Она же не спешила. Прекрасно понимаю, что решиться на такое… Впрочем, я был не первым, кто об этом заговорил. Разговоры велись уже давно. Но что толку в пустых разговорах? Я предлагаю корону, и надо отвечать и отвечать немедленно: «да» или «нет». Она подошла к окну и стала там, отвернувшись от меня и равнодушная к престолу и короне. Она смотрела на раскинувшийся под ней город. Я тихо подошел и стал рядом, смотря вслед ее мыслям и душе. Передо мной раскинулась столица.

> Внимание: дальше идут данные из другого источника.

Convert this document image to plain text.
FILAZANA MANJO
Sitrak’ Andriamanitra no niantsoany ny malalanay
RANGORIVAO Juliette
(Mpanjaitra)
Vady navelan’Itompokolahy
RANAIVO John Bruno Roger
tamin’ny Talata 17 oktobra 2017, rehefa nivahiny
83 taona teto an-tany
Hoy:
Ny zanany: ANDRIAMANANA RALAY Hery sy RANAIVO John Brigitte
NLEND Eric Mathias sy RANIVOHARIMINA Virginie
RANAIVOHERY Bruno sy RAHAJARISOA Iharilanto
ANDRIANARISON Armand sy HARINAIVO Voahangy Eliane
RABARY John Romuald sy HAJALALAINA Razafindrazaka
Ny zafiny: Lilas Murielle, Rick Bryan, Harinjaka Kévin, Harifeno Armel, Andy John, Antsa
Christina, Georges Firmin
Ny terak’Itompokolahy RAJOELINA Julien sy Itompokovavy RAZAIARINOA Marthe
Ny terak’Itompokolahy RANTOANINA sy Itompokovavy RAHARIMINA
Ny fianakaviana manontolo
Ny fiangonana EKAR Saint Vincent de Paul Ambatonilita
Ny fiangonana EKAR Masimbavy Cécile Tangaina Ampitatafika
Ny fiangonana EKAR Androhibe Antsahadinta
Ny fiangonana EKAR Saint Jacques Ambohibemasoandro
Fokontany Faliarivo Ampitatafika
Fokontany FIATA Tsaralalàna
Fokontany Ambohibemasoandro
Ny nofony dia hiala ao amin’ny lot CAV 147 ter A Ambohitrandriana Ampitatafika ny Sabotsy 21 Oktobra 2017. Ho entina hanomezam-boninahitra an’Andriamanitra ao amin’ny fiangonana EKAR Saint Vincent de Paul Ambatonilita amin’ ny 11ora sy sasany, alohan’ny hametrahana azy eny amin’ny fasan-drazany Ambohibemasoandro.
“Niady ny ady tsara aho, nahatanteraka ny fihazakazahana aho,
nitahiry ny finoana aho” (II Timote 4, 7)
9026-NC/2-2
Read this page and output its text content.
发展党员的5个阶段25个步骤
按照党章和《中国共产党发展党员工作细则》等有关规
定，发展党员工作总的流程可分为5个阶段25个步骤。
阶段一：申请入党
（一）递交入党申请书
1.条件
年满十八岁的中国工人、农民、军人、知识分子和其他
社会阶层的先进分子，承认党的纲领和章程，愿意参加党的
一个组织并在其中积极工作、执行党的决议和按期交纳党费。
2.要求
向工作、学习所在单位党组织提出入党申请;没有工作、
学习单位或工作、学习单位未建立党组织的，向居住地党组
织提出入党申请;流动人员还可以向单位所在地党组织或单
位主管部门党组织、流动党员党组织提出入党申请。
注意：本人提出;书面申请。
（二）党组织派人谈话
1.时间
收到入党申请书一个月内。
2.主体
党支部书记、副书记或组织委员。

Да, этот вид стоил того. Вода играла золотом и серебром, по набережной прогуливались дамы в пышных платьях, их сопровождали кавалеры. Серой вечерней мрачности города не было и следа. Здания как будто улыбались послеобеденному солнцу, подставляя ему свои каменные бока фасадов и открытые настежь окна. Ярким зеленым пятном выделялся сад, испещренный светлыми аллеями. Вдалеке копошились фигурки простолюдинов на рынке и в ремесленных кварталах, а по центральным улицам катили изящные экипажи, запряженные лоснящимися лошадьми. Город жил своей извечной жизнью, так поражающей всех приезжих из глубинки.
Но пора бы и на грешную землю.
– Ваше величество… Елена (мои руки робко прикоснулись к ней), послушайте меня. Я – единственный человек в окружении Петра, который понимает, что происходит. Император теряет власть. Мы не его слуги, но слуги государства, которое он ведет на смерть. Если он останется при власти, его скинут. Либо заговорщики, как мы с вами, либо просто народ, вооруженный вилами…
Она испугалась. Это хорошо. Страх вообще хорошо, но ужас еще лучше. Пусть боится – и действует.
– …но знаете, почему вы должны согласиться? – продолжал я. – Потому что вы дочь Константина, и больше, чем кто-либо, должны защищать страну. Его страну! Им построенную!
Она согласиться, думал я. Она думала об этом и не раз. Да балы, кавалеры и шарфики, конечно, интереснее державы, но блеск трона… Нет, этому нельзя противиться. Если есть хоть малейшая возможность, упускать ее нет смысла. Глупо.
Она резко обернулась и вдруг выплюнула мне в лицо:
– Изменник.
Я осекся. Лишь на мгновение, но все же. Такого я не ожидал.
– Может быть, – согласился я. – Но я изменяю Императору, а вы отцу.
Вот это ее задело. Она отошла от окна.
– Ладно, – до странности просто согласилась она. – Пускай. Бог с вами, или дьявол, или, может, никого. Мне все равно. Вы предложили мне то, что никто никогда не осмеливался предложить и не осмелится впредь. Вы сказали много правильных слов. Вы были убедительны. И еще, вы боитесь. Так, князь?
– Так, ваше величество.
– Что ж, вы честны. Скажите, князь, много ли человек доверились вам.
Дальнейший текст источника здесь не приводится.